Kevin Cordasco was a huge fan of the show, and its cast and creator, Vince Gilligan, visited him as he neared the end of a six-year-battle with neuroblastoma. The first of the show’s final eight episodes was dedicated to him.
Gilligan once offered to tell Cordasco how “Breaking Bad” would end, and the teen turned him down — because he planned to live to see it himself.
Sadly, he didn’t. But he did contribute one of the its most crucial plot developments.
“Kevin, who was our wonderful, No. 1 fan… he told me that first day I spent with him, visiting him, he told me what he liked about the show and I said, ‘Is there something you feel is missing from the show?’” Gilligan said on the “Breaking Bad Insider” podcast. “He said, ‘You know what, I want to know more about Gretchen and Elliott. I want to know more about Walt’s backstory with them. I want to know what happened.’”
Gilligan added: “I can’t promise you you will ever get your complete knowledge of that situation to your total satisfaction, but the very fact that Kevin mentioned Gretchen and Elliott led us — the writers and I — to reintroduce them, reincorporate them into the story.”

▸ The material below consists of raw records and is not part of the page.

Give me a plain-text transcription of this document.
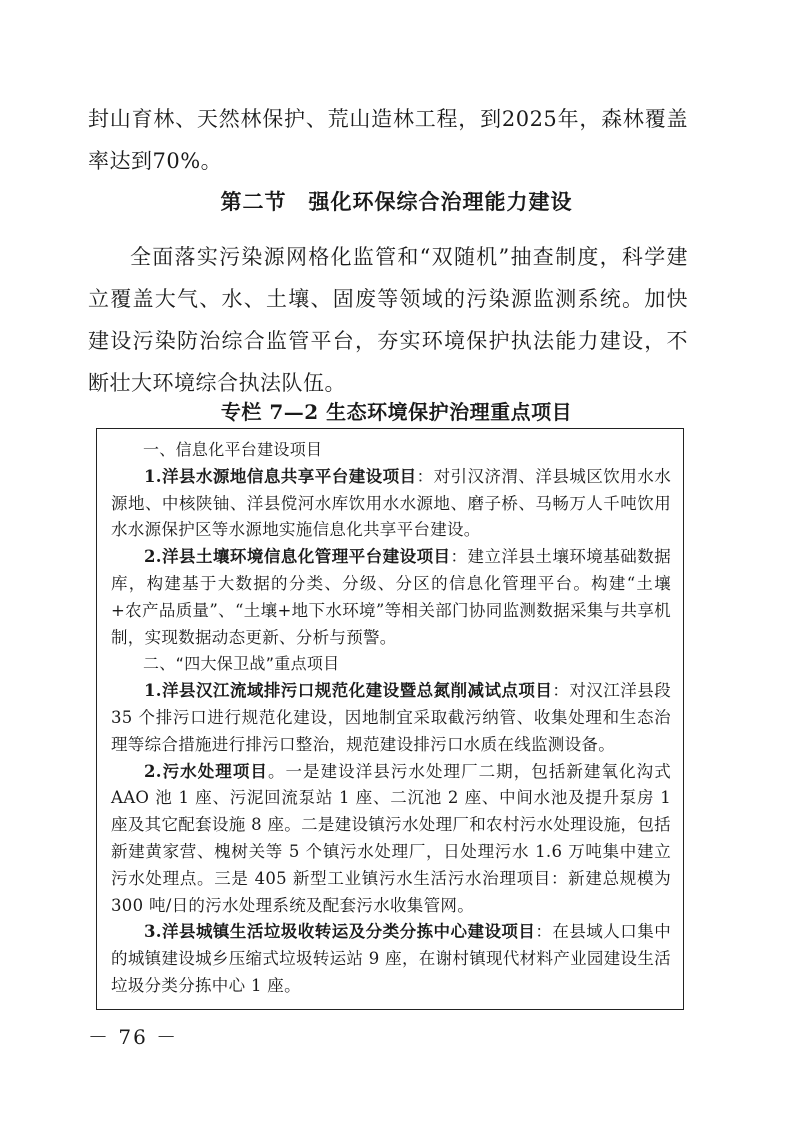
封山育林、天然林保护、荒山造林工程，到2025年，森林覆盖率达到70%。

第二节　强化环保综合治理能力建设

全面落实污染源网格化监管和“双随机”抽查制度，科学建立覆盖大气、水、土壤、固废等领域的污染源监测系统。加快建设污染防治综合监管平台，夯实环境保护执法能力建设，不断壮大环境综合执法队伍。

专栏 7—2 生态环境保护治理重点项目

一、信息化平台建设项目

1.洋县水源地信息共享平台建设项目：对引汉济渭、洋县城区饮用水水源地、中核陕铀、洋县傥河水库饮用水水源地、磨子桥、马畅万人千吨饮用水水源保护区等水源地实施信息化共享平台建设。

2.洋县土壤环境信息化管理平台建设项目：建立洋县土壤环境基础数据库，构建基于大数据的分类、分级、分区的信息化管理平台。构建“土壤+农产品质量”、“土壤+地下水环境”等相关部门协同监测数据采集与共享机制，实现数据动态更新、分析与预警。

二、“四大保卫战”重点项目

1.洋县汉江流域排污口规范化建设暨总氮削减试点项目：对汉江洋县段 35 个排污口进行规范化建设，因地制宜采取截污纳管、收集处理和生态治理等综合措施进行排污口整治，规范建设排污口水质在线监测设备。

2.污水处理项目。一是建设洋县污水处理厂二期，包括新建氧化沟式 AAO 池 1 座、污泥回流泵站 1 座、二沉池 2 座、中间水池及提升泵房 1 座及其它配套设施 8 座。二是建设镇污水处理厂和农村污水处理设施，包括新建黄家营、槐树关等 5 个镇污水处理厂，日处理污水 1.6 万吨集中建立污水处理点。三是 405 新型工业镇污水生活污水治理项目：新建总规模为 300 吨/日的污水处理系统及配套污水收集管网。

3.洋县城镇生活垃圾收转运及分类分拣中心建设项目：在县域人口集中的城镇建设城乡压缩式垃圾转运站 9 座，在谢村镇现代材料产业园建设生活垃圾分类分拣中心 1 座。

－ 76 －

In the final scene of Sunday’s episode, “Granite State,” Walt is sitting in a New Hampshire bar, about to turn himself in, when he sees his former business partners, Elliott and Gretchen Schwartz, being interviewed on television by Charlie Rose. When they say Walt contributed nearly nothing to their success, he is so outraged at being slighted yet again that he decides to return to New Mexico.